I'm working on a problem which involves two harmonic functions $\displaystyle p$ and $\displaystyle \zeta$ defined in a square.

($\displaystyle p_{xx} + p_{yy} =0$ , $\displaystyle \zeta_{xx} + \zeta_{yy} = 0 $ everywhere.)

The boundary conditions are $\displaystyle p,\zeta=0$ along $\displaystyle x=0,1$ and $\displaystyle p,\zeta=sin^2(\pi x)$ along $\displaystyle y=1$.

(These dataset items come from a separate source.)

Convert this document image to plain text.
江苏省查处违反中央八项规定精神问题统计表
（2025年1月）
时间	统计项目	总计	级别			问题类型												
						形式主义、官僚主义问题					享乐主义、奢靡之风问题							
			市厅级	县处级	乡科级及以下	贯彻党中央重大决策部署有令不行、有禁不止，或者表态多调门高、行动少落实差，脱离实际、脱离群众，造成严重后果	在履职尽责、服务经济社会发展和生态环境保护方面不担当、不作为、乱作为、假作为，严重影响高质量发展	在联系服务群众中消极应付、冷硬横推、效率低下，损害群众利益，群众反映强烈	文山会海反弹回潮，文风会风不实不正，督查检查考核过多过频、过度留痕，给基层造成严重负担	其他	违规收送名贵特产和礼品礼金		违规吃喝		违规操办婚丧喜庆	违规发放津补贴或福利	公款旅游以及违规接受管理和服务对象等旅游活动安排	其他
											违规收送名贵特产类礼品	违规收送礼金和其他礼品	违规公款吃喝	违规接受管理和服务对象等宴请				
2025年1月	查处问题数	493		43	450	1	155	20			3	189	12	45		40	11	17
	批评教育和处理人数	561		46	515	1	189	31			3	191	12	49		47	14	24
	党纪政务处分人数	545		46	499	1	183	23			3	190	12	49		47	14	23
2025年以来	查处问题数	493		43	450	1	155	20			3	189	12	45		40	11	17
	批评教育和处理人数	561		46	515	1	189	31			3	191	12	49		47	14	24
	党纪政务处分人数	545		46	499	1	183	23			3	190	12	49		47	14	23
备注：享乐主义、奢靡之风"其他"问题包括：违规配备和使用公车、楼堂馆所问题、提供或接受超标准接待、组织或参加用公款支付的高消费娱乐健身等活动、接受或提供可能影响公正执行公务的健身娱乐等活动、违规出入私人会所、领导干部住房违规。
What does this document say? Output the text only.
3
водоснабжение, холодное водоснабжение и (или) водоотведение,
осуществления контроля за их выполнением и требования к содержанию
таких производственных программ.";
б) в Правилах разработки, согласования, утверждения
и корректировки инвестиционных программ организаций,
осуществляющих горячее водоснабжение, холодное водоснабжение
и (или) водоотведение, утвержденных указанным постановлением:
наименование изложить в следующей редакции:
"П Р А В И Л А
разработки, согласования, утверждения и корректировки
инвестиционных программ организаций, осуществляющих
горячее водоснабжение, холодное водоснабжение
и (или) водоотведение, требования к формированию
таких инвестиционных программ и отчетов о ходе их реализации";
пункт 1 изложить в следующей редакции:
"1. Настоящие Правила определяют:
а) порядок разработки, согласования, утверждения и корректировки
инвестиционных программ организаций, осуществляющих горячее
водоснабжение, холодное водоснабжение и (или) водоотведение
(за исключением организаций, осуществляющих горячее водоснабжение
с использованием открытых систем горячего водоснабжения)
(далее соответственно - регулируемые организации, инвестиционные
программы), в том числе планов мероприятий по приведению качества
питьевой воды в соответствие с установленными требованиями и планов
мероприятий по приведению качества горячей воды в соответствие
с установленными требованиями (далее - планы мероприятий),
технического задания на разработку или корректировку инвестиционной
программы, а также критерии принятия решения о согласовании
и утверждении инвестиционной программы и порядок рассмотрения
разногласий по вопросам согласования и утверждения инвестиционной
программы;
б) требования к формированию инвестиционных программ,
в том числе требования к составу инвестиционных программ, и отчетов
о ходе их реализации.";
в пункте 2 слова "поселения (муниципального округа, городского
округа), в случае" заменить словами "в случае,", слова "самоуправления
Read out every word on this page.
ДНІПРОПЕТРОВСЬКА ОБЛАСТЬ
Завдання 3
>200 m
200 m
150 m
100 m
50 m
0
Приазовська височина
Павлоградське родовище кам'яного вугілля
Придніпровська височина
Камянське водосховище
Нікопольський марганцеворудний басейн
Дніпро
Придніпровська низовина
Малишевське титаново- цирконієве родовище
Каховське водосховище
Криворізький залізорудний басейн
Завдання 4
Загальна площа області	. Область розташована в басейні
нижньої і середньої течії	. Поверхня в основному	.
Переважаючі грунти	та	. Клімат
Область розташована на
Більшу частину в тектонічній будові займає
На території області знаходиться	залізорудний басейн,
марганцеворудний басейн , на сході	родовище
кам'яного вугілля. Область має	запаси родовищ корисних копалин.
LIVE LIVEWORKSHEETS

Along $\displaystyle y=0$ the functions satisfy the Cauchy Riemann equations
$\displaystyle p_x=-\zeta_y$
$\displaystyle p_y= \zeta_x$

I know (via some dimensional analysis from the Navier Stokes equations) that because of the condition at $\displaystyle y=0$ these functions must satisfy the Cauchy Riemann equations everywhere, and can show this with an asymtotic expansion from $\displaystyle y=0$:

$\displaystyle p_x = p_x|_{y=0} +y p_{xy}|_{y=0} + \frac{y^2}{2!} p_{xyy}|_{y=0} + ...$
$\displaystyle \zeta_y = \zeta_y|_{y=0} +y \zeta_{yy}|_{y=0} + ... \frac{y^2}{2!} \zeta_{yyy}|_{y=0} +... $

But, from the C-R at $\displaystyle y=0$,

$\displaystyle p_{xy}|_{y=0} = \zeta_{xx}|_{y=0} $
$\displaystyle p_{xyy}|_{y=0}= \zeta_{xxy}|_{y=0} $

and so on..

So that
p$\displaystyle _x + \zeta_y= 0 + y \nabla^2 \zeta |_{y=0} + \frac{y^2}{2!} \frac{d}{dy} \nabla^2 \zeta |_{y=0} + ...$
$\displaystyle = 0 + 0 + 0+... $

But I'm struggling for a more formal proof... Could anyone point me in the right direction?

Thanks for your help!!